The $100 million school, currently under construction on Frome Road, will offer a specialist health sciences intake and mentoring program for Year 8 students from next year. Of the students to be accepted into the program, 20 will be from outside the school’s intake zone – shared with the current Adelaide High School in the city’s west.
Principal Alistair Brown, formerly of Heathfield High School, said Adelaide Botanic High will partner with neighbouring North Terrace sites, including the University of Adelaide and State Library to develop the school’s curriculum.
He said the school would link students enrolled in the health program with mentors, some of whom would be academic staff and students from the University of Adelaide.
“Next door we’ve got the areas for high-end health and also sciences and that ties in with our special-entry program, which is around health and science,” Brown said.
“We’re already starting to reach out to a whole range of different groups – the university, the zoo, the Botanic Gardens, and the new (UniSA) MOD museum on North Terrace.
“If we don’t engage with that precinct, we’re just wasting the school’s location.”
Brown said while the school would maintain a strong STEM and health sciences focus, it would also collaborate with the Elder Conservatorium of Music to develop its music program.
He said he was also interested in working with the new public art gallery that has been proposed for the old Royal Adelaide Hospital site.
“This (the health sciences program) is a program where it brings students into the school and it has flexibility for the students to flourish in other areas, but if they choose to continue along that health sciences pathway it will give them the greatest options to succeed,” he said.
“It will be unlike a specialist sports program where a person comes in and it’s a specialist football program, for example, all the way through.
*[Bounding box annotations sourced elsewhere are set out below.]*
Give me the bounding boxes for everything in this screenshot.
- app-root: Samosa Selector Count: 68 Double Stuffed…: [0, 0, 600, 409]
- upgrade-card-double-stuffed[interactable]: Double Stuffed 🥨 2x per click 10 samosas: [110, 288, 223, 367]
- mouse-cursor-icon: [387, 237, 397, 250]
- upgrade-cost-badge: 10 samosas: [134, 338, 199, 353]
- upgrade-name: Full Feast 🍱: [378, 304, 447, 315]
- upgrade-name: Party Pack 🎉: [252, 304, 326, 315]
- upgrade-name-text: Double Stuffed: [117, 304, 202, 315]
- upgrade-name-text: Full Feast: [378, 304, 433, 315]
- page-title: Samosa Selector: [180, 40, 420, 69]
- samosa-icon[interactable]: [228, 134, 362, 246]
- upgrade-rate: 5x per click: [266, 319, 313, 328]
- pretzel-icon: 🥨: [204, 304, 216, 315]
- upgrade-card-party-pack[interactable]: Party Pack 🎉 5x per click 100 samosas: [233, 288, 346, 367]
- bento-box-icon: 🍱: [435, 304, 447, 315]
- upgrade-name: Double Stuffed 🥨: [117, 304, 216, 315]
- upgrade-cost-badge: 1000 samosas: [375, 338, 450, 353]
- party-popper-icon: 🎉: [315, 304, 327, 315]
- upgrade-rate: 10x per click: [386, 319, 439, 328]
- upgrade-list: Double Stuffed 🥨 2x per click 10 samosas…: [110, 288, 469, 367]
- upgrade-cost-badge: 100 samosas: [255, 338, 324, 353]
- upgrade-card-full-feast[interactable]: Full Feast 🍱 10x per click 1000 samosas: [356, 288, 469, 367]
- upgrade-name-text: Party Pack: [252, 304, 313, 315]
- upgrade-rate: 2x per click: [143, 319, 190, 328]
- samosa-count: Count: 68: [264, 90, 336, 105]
This program will be a lot more flexible and although the school will have this focus, students will still be able to pursue other interest areas.”
Adelaide Botanic High School will have a “paper light” vision for its first few years, with the majority of student coursework and learning materials to be accessible online.
Brown said he hopes the school will go completely paper-free within 10 years.
“We will be questioning at every level why something needs to be in paper form and working to preference digital over paper,” he said.
“Students will be doing everything on a tablet, and teachers will mark on tablets – so that will massively reduce the paper output.”
Enrolments for Years 8 and 9 have already opened for 2019, with student numbers expected to grow to 1250 by 2021.